そんな日が4日続いた。御陰で4日間も人形師が早起きした。これは驚異的なことである。
そして、ようやく縫いぐるみは完成したのだ。
フェルトで出来たその熊は縫い目が粗く、形も歪だ。お世辞にも綺麗だとは言い難い。……だけど、人形師の作る人形と同じように、どこか嬉しそうに見えた。
「郵便屋さん! これ、届けてよ。あ……でも僕、あいつの住所知らないんだけど……」
「大丈夫だよ。あの手紙の差出人に渡せばいいんだよね」
そうして差し出されたレイスの力作を受け取りながら、確認を取った。
レイスが言うことには、喧嘩別れしてしまった友達に贈る仲直りの印らしい。

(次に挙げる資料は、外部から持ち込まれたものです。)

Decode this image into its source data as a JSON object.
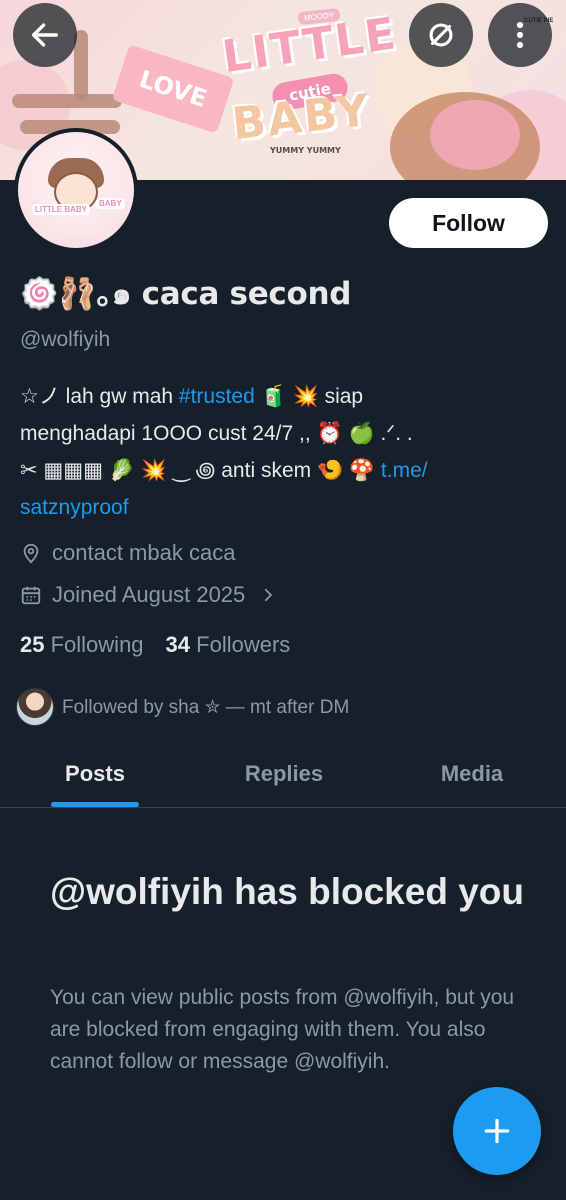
{
  "header": {
    "back_icon": "arrow-left-icon",
    "sync_icon": "sync-off-icon",
    "more_icon": "more-vertical-icon",
    "banner_art": {
      "love": "LOVE",
      "little": "LITTLE",
      "cutie": "cutie",
      "baby": "BABY",
      "yummy": "YUMMY YUMMY",
      "mood": "MOODY",
      "pie": "CUTIE PIE"
    }
  },
  "profile": {
    "avatar_tags": [
      "LITTLE BABY",
      "BABY"
    ],
    "follow_label": "Follow",
    "display_name": "🍥🩰｡๑ caca second",
    "handle": "@wolfiyih",
    "bio": {
      "line1_a": "☆ノ lah gw mah ",
      "line1_hashtag": "#trusted",
      "line1_b": " 🧃 💥 siap",
      "line2": "menghadapi 1OOO cust 24/7 ,, ⏰ 🍏 .ᐟ. .",
      "line3_a": "✂ ▦▦▦ 🥬 💥 ‿ ꩜ anti skem 🍤 🍄 ",
      "line3_link": "t.me/",
      "line4_link": "satznyproof"
    },
    "location_icon": "location-pin-icon",
    "location": "contact mbak caca",
    "calendar_icon": "calendar-icon",
    "joined": "Joined August 2025",
    "following_count": "25",
    "following_label": "Following",
    "followers_count": "34",
    "followers_label": "Followers",
    "followed_by": "Followed by sha ✮ — mt after DM"
  },
  "tabs": {
    "posts": "Posts",
    "replies": "Replies",
    "media": "Media"
  },
  "blocked": {
    "title": "@wolfiyih has blocked you",
    "description": "You can view public posts from @wolfiyih, but you are blocked from engaging with them. You also cannot follow or message @wolfiyih."
  },
  "fab": {
    "icon": "plus-icon"
  },
  "colors": {
    "background": "#15202b",
    "accent": "#1d9bf0",
    "muted_text": "#8b98a5",
    "primary_text": "#e7e9ea"
  }
}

喧嘩したままレイスの友達は何処かへ引っ越してしまったそうだ。
レイス宛の手紙には、仲直りしたくて無我夢中で綴った想いが籠められていたのだ。
俺は大きくレイスが頷くのを見て、手を小さく振った。
──俺は想いを届けるためにこの場を立ち去った。
その後もレイスは人形師の店に毎日のように訪れていたらしい。
「弟子にして下さい!!」と、猛アタック。
そして俺は人形師に会うたび「お前の所為だ!」と、怒りの刃を喉元に突きつけられレイスの子守をする羽目に……。

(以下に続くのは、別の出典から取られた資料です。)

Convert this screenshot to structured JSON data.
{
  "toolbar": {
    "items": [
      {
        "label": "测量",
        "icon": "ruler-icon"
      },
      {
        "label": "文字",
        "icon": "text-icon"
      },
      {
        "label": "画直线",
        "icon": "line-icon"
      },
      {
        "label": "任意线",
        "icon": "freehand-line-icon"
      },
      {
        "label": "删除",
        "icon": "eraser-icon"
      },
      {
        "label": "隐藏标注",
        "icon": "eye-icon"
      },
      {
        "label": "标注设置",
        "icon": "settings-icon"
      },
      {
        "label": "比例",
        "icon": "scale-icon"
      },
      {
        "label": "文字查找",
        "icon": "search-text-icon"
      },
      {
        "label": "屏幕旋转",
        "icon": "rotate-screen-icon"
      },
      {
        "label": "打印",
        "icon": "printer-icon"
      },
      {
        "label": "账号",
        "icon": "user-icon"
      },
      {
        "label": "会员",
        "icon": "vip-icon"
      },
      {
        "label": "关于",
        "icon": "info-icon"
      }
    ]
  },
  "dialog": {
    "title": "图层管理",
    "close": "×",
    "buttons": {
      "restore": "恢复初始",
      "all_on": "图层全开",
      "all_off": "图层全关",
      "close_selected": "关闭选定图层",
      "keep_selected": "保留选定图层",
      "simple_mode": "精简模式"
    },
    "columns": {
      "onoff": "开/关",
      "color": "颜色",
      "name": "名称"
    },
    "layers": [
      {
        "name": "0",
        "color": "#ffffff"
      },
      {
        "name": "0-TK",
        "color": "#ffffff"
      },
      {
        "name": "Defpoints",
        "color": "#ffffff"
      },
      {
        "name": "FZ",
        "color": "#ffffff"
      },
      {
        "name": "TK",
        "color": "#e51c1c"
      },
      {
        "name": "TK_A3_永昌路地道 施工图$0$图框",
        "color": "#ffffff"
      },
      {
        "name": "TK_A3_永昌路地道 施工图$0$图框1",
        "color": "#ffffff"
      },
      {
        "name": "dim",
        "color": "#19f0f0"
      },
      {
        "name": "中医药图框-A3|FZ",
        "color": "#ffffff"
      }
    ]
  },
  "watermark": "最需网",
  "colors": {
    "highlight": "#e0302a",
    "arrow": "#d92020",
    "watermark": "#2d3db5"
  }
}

……でも、人形師はレイスを嫌がっている訳じゃない。どちらかと言うと楽しそうだし。あの人は素直に表現するのが得意な方ではないのだ。
なんだかんだ言いながら人形師はレイスに様々な人形の作り方だって教えている。
ある時、俺はレイスの作ったウサギの人形を見せてもらった。そのウサギは、もう少し上手く作って欲しかったなあ、なんてぼやいていたのを覚えている。